Tanto per cominciare, non gli andava a genio che li avesse definiti belli. Già. Aveva definito “bello’’ un tizio con una coroncina in testa e mai che si fosse degnato di rivolgere una parola gentile a chi ogni giorno gli stirava la tonaca.

 Non che la cosa gli rodesse personalmente, pensava, quanto perché il rapportarsi con persone che potevano influenzare le sue azioni non gli faceva bene e lo allontanava dalla retta via.
Un po’ come era successo quando aveva incontrato Pippo a Disneyland, insomma.

Ma non era solo questo a turbare l’animo della giovane perpetua.

Un losco segreto si annidava tra gli scheletri e i prodotti detergenti del suo passato, un segreto che aveva tenuto nascosto persino a sé stesso per lunghi anni, e che ora era ritornato a galla come il cibo dal lavandino quando Yamabbondio si lavava il piatto senza degnarsi di pulirlo.

Anni prima, infatti, anche Gokudera aveva desiderato diventare uno dei Buoni.

Aveva sostenuto tutte le prove scritte e orali, dimostrato di sapersi muovere con una camminata tamarra e di essere in grado di infierire con tutta la cattiveria che aveva in corpo contro gruppetti di adolescenti terrorizzati. Si era qualificato ai primi posti, arrivando persino al provino a tu per tu con lui, il capo supremo e indiscusso di tutti i brutti ceffi della zona.

Ok, è vero, quando era arrivato il suo turno stava dormendo e l’esame l’aveva sostenuto davanti a un tizio con la cresta verde che continuava a infilargli un boa di piume nel naso, ma Don Xanxigo era pur sempre presente!

Era andato tutto benissimo, eppure…All’ultimo si era presentato quello che gli era sembrato in tutto e per tutto un sacchetto dell’immondizia semovente con un anfibio in cima e della carta igienica attaccata da qualche parte e PAM! Gli aveva bellamente soffiato il posto.

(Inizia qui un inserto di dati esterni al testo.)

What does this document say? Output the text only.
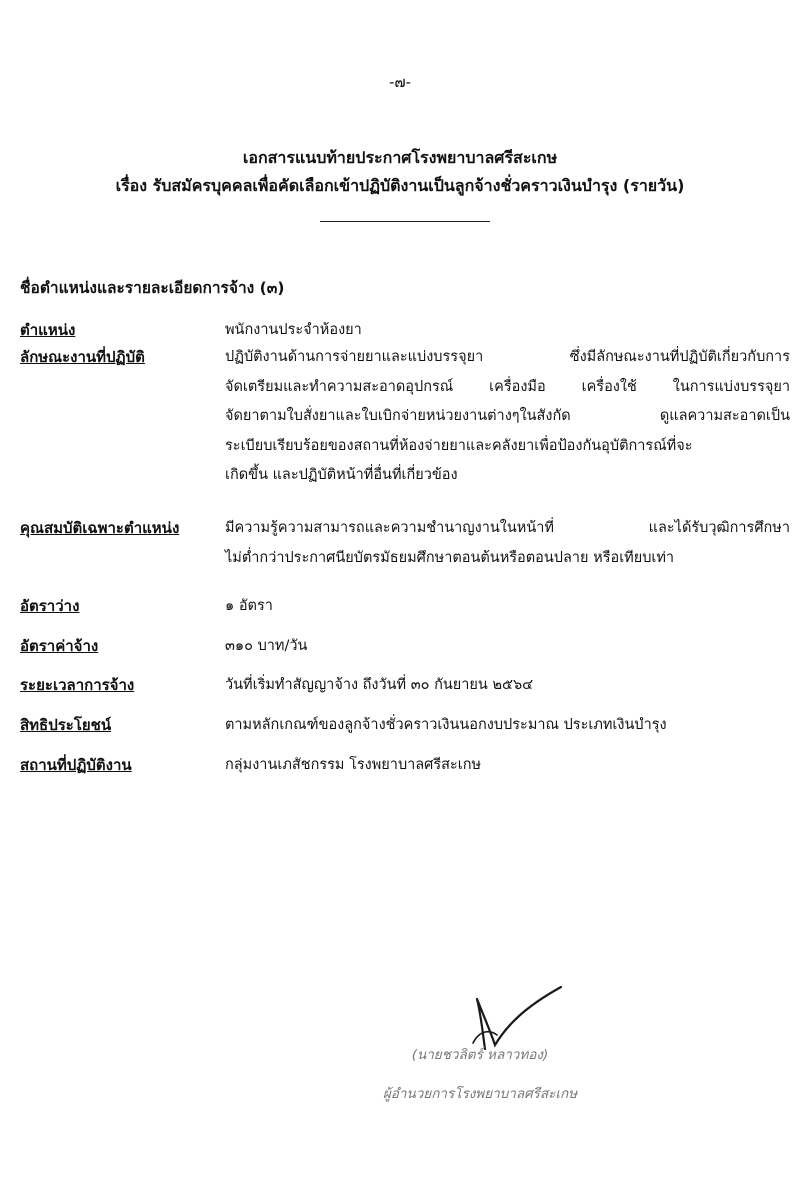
-๗-
เอกสารแนบท้ายประกาศโรงพยาบาลศรีสะเกษ
เรื่อง รับสมัครบุคคลเพื่อคัดเลือกเข้าปฏิบัติงานเป็นลูกจ้างชั่วคราวเงินบำรุง (รายวัน)
ชื่อตำแหน่งและรายละเอียดการจ้าง (๓)
ตำแหน่ง	พนักงานประจำห้องยา
ลักษณะงานที่ปฏิบัติ	ปฏิบัติงานด้านการจ่ายยาและแบ่งบรรจุยา ซึ่งมีลักษณะงานที่ปฏิบัติเกี่ยวกับการ
จัดเตรียมและทำความสะอาดอุปกรณ์ เครื่องมือ เครื่องใช้ ในการแบ่งบรรจุยา
จัดยาตามใบสั่งยาและใบเบิกจ่ายหน่วยงานต่างๆในสังกัด ดูแลความสะอาดเป็น
ระเบียบเรียบร้อยของสถานที่ห้องจ่ายยาและคลังยาเพื่อป้องกันอุบัติการณ์ที่จะ
เกิดขึ้น และปฏิบัติหน้าที่อื่นที่เกี่ยวข้อง
คุณสมบัติเฉพาะตำแหน่ง	มีความรู้ความสามารถและความชำนาญงานในหน้าที่ และได้รับวุฒิการศึกษา
ไม่ต่ำกว่าประกาศนียบัตรมัธยมศึกษาตอนต้นหรือตอนปลาย หรือเทียบเท่า
อัตราว่าง	๑ อัตรา
อัตราค่าจ้าง	๓๑๐ บาท/วัน
ระยะเวลาการจ้าง	วันที่เริ่มทำสัญญาจ้าง ถึงวันที่ ๓๐ กันยายน ๒๕๖๔
สิทธิประโยชน์	ตามหลักเกณฑ์ของลูกจ้างชั่วคราวเงินนอกงบประมาณ ประเภทเงินบำรุง
สถานที่ปฏิบัติงาน	กลุ่มงานเภสัชกรรม โรงพยาบาลศรีสะเกษ
(นายชวลิตร์ หลาวทอง)
ผู้อำนวยการโรงพยาบาลศรีสะเกษ
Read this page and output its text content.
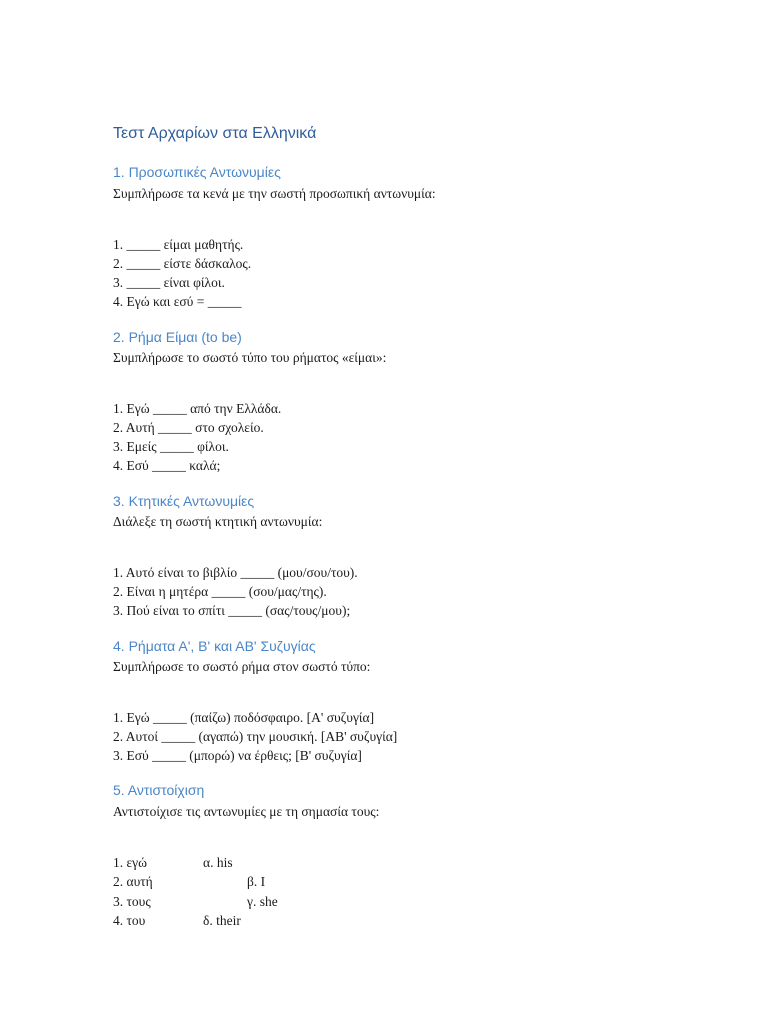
Τεστ Αρχαρίων στα Ελληνικά
1. Προσωπικές Αντωνυμίες
Συμπλήρωσε τα κενά με την σωστή προσωπική αντωνυμία:
1. _____ είμαι μαθητής.
2. _____ είστε δάσκαλος.
3. _____ είναι φίλοι.
4. Εγώ και εσύ = _____
2. Ρήμα Είμαι (to be)
Συμπλήρωσε το σωστό τύπο του ρήματος «είμαι»:
1. Εγώ _____ από την Ελλάδα.
2. Αυτή _____ στο σχολείο.
3. Εμείς _____ φίλοι.
4. Εσύ _____ καλά;
3. Κτητικές Αντωνυμίες
Διάλεξε τη σωστή κτητική αντωνυμία:
1. Αυτό είναι το βιβλίο _____ (μου/σου/του).
2. Είναι η μητέρα _____ (σου/μας/της).
3. Πού είναι το σπίτι _____ (σας/τους/μου);
4. Ρήματα Α', Β' και ΑΒ' Συζυγίας
Συμπλήρωσε το σωστό ρήμα στον σωστό τύπο:
1. Εγώ _____ (παίζω) ποδόσφαιρο. [Α' συζυγία]
2. Αυτοί _____ (αγαπώ) την μουσική. [ΑΒ' συζυγία]
3. Εσύ _____ (μπορώ) να έρθεις; [Β' συζυγία]
5. Αντιστοίχιση
Αντιστοίχισε τις αντωνυμίες με τη σημασία τους:
1. εγώ	α. his
2. αυτή	β. I
3. τους	γ. she
4. του	δ. their
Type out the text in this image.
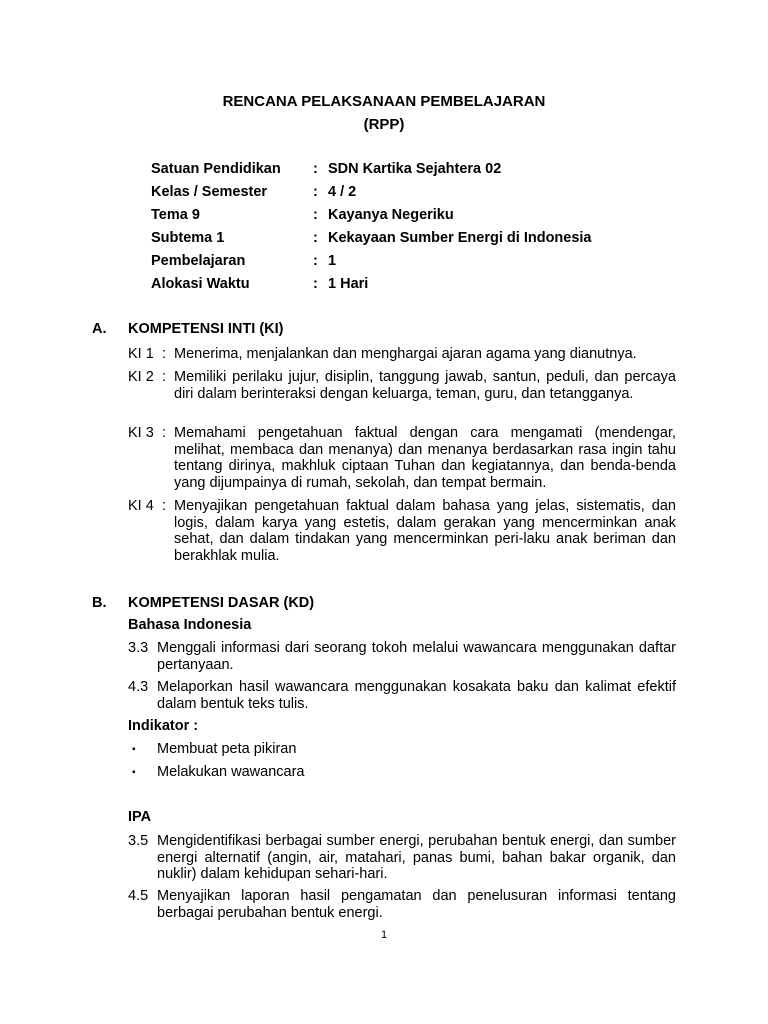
RENCANA PELAKSANAAN PEMBELAJARAN
(RPP)
Satuan Pendidikan : SDN Kartika Sejahtera 02
Kelas / Semester	: 4 / 2
Tema 9	: Kayanya Negeriku
Subtema 1	: Kekayaan Sumber Energi di Indonesia
Pembelajaran	: 1
Alokasi Waktu	: 1 Hari
A. KOMPETENSI INTI (KI)
KI 1 : Menerima, menjalankan dan menghargai ajaran agama yang dianutnya.
KI 2 : Memiliki perilaku jujur, disiplin, tanggung jawab, santun, peduli, dan percaya diri dalam berinteraksi dengan keluarga, teman, guru, dan tetangganya.
KI 3 : Memahami pengetahuan faktual dengan cara mengamati (mendengar, melihat, membaca dan menanya) dan menanya berdasarkan rasa ingin tahu tentang dirinya, makhluk ciptaan Tuhan dan kegiatannya, dan benda-benda yang dijumpainya di rumah, sekolah, dan tempat bermain.
KI 4 : Menyajikan pengetahuan faktual dalam bahasa yang jelas, sistematis, dan logis, dalam karya yang estetis, dalam gerakan yang mencerminkan anak sehat, dan dalam tindakan yang mencerminkan peri-laku anak beriman dan berakhlak mulia.
B. KOMPETENSI DASAR (KD)
Bahasa Indonesia
3.3 Menggali informasi dari seorang tokoh melalui wawancara menggunakan daftar pertanyaan.
4.3 Melaporkan hasil wawancara menggunakan kosakata baku dan kalimat efektif dalam bentuk teks tulis.
Indikator :
▪ Membuat peta pikiran
▪ Melakukan wawancara
IPA
3.5 Mengidentifikasi berbagai sumber energi, perubahan bentuk energi, dan sumber energi alternatif (angin, air, matahari, panas bumi, bahan bakar organik, dan nuklir) dalam kehidupan sehari-hari.
4.5 Menyajikan laporan hasil pengamatan dan penelusuran informasi tentang berbagai perubahan bentuk energi.
1
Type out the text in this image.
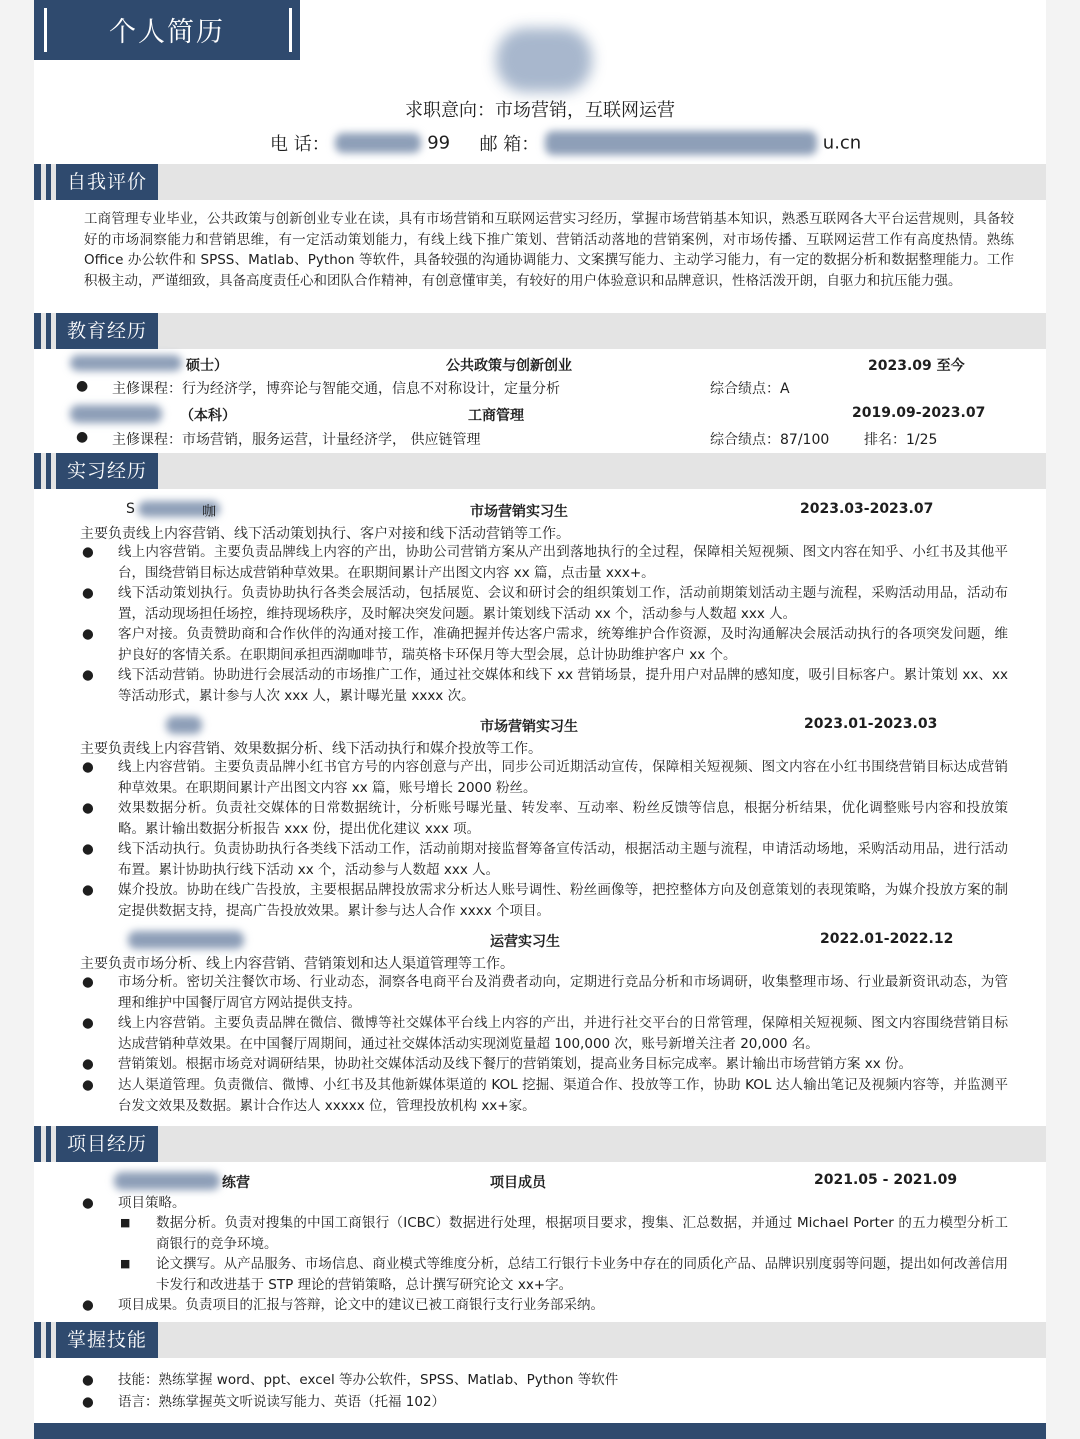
个人简历
求职意向：市场营销，互联网运营
电 话：	99 邮 箱：	u.cn
自我评价
工商管理专业毕业，公共政策与创新创业专业在读，具有市场营销和互联网运营实习经历，掌握市场营销基本知识，熟悉互联网各大平台运营规则，具备较好的市场洞察能力和营销思维，有一定活动策划能力，有线上线下推广策划、营销活动落地的营销案例，对市场传播、互联网运营工作有高度热情。熟练 Office 办公软件和 SPSS、Matlab、Python 等软件，具备较强的沟通协调能力、文案撰写能力、主动学习能力，有一定的数据分析和数据整理能力。工作积极主动，严谨细致，具备高度责任心和团队合作精神，有创意懂审美，有较好的用户体验意识和品牌意识，性格活泼开朗，自驱力和抗压能力强。
教育经历
硕士）	公共政策与创新创业	2023.09 至今
● 主修课程：行为经济学，博弈论与智能交通，信息不对称设计，定量分析	综合绩点：A
（本科）	工商管理	2019.09-2023.07
● 主修课程：市场营销，服务运营，计量经济学， 供应链管理	综合绩点：87/100 排名：1/25
实习经历
S	咖	市场营销实习生	2023.03-2023.07
主要负责线上内容营销、线下活动策划执行、客户对接和线下活动营销等工作。
● 线上内容营销。主要负责品牌线上内容的产出，协助公司营销方案从产出到落地执行的全过程，保障相关短视频、图文内容在知乎、小红书及其他平台，围绕营销目标达成营销种草效果。在职期间累计产出图文内容 xx 篇，点击量 xxx+。
● 线下活动策划执行。负责协助执行各类会展活动，包括展览、会议和研讨会的组织策划工作，活动前期策划活动主题与流程，采购活动用品，活动布置，活动现场担任场控，维持现场秩序，及时解决突发问题。累计策划线下活动 xx 个，活动参与人数超 xxx 人。
● 客户对接。负责赞助商和合作伙伴的沟通对接工作，准确把握并传达客户需求，统筹维护合作资源，及时沟通解决会展活动执行的各项突发问题，维护良好的客情关系。在职期间承担西湖咖啡节，瑞英格卡环保月等大型会展，总计协助维护客户 xx 个。
● 线下活动营销。协助进行会展活动的市场推广工作，通过社交媒体和线下 xx 营销场景，提升用户对品牌的感知度，吸引目标客户。累计策划 xx、xx 等活动形式，累计参与人次 xxx 人，累计曝光量 xxxx 次。
市场营销实习生	2023.01-2023.03
主要负责线上内容营销、效果数据分析、线下活动执行和媒介投放等工作。
● 线上内容营销。主要负责品牌小红书官方号的内容创意与产出，同步公司近期活动宣传，保障相关短视频、图文内容在小红书围绕营销目标达成营销种草效果。在职期间累计产出图文内容 xx 篇，账号增长 2000 粉丝。
● 效果数据分析。负责社交媒体的日常数据统计，分析账号曝光量、转发率、互动率、粉丝反馈等信息，根据分析结果，优化调整账号内容和投放策略。累计输出数据分析报告 xxx 份，提出优化建议 xxx 项。
● 线下活动执行。负责协助执行各类线下活动工作，活动前期对接监督筹备宣传活动，根据活动主题与流程，申请活动场地，采购活动用品，进行活动布置。累计协助执行线下活动 xx 个，活动参与人数超 xxx 人。
● 媒介投放。协助在线广告投放，主要根据品牌投放需求分析达人账号调性、粉丝画像等，把控整体方向及创意策划的表现策略，为媒介投放方案的制定提供数据支持，提高广告投放效果。累计参与达人合作 xxxx 个项目。
运营实习生	2022.01-2022.12
主要负责市场分析、线上内容营销、营销策划和达人渠道管理等工作。
● 市场分析。密切关注餐饮市场、行业动态，洞察各电商平台及消费者动向，定期进行竞品分析和市场调研，收集整理市场、行业最新资讯动态，为管理和维护中国餐厅周官方网站提供支持。
● 线上内容营销。主要负责品牌在微信、微博等社交媒体平台线上内容的产出，并进行社交平台的日常管理，保障相关短视频、图文内容围绕营销目标达成营销种草效果。在中国餐厅周期间，通过社交媒体活动实现浏览量超 100,000 次，账号新增关注者 20,000 名。
● 营销策划。根据市场竞对调研结果，协助社交媒体活动及线下餐厅的营销策划，提高业务目标完成率。累计输出市场营销方案 xx 份。
● 达人渠道管理。负责微信、微博、小红书及其他新媒体渠道的 KOL 挖掘、渠道合作、投放等工作，协助 KOL 达人输出笔记及视频内容等，并监测平台发文效果及数据。累计合作达人 xxxxx 位，管理投放机构 xx+家。
项目经历
练营	项目成员	2021.05 - 2021.09
● 项目策略。
■ 数据分析。负责对搜集的中国工商银行（ICBC）数据进行处理，根据项目要求，搜集、汇总数据，并通过 Michael Porter 的五力模型分析工商银行的竞争环境。
■ 论文撰写。从产品服务、市场信息、商业模式等维度分析，总结工行银行卡业务中存在的同质化产品、品牌识别度弱等问题，提出如何改善信用卡发行和改进基于 STP 理论的营销策略，总计撰写研究论文 xx+字。
● 项目成果。负责项目的汇报与答辩，论文中的建议已被工商银行支行业务部采纳。
掌握技能
● 技能：熟练掌握 word、ppt、excel 等办公软件，SPSS、Matlab、Python 等软件
● 语言：熟练掌握英文听说读写能力、英语（托福 102）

Quale che fosse stato il motivo della sua esclusione, Gokudera non mandò mai davvero giù il boccone, nemmeno dopo aver deciso di consacrare la sua vita al servizio della Chiesa o dopo aver fumato in una sola notte tutta la fornitura di sigarette del tabaccaio di Namimori guardando, in una maratona non-stop che l’avrebbe poi condotto a una seria crisi di personalità,  Ghost, Titanic e tutta la saga de La valle incantata.

Il momento della vendetta era arrivato. E se poteva scatenare una faida tra i Tramananasso e i Tonnella contro Don Xanxigo beh, non sarebbe stato di certo lui a evitarlo.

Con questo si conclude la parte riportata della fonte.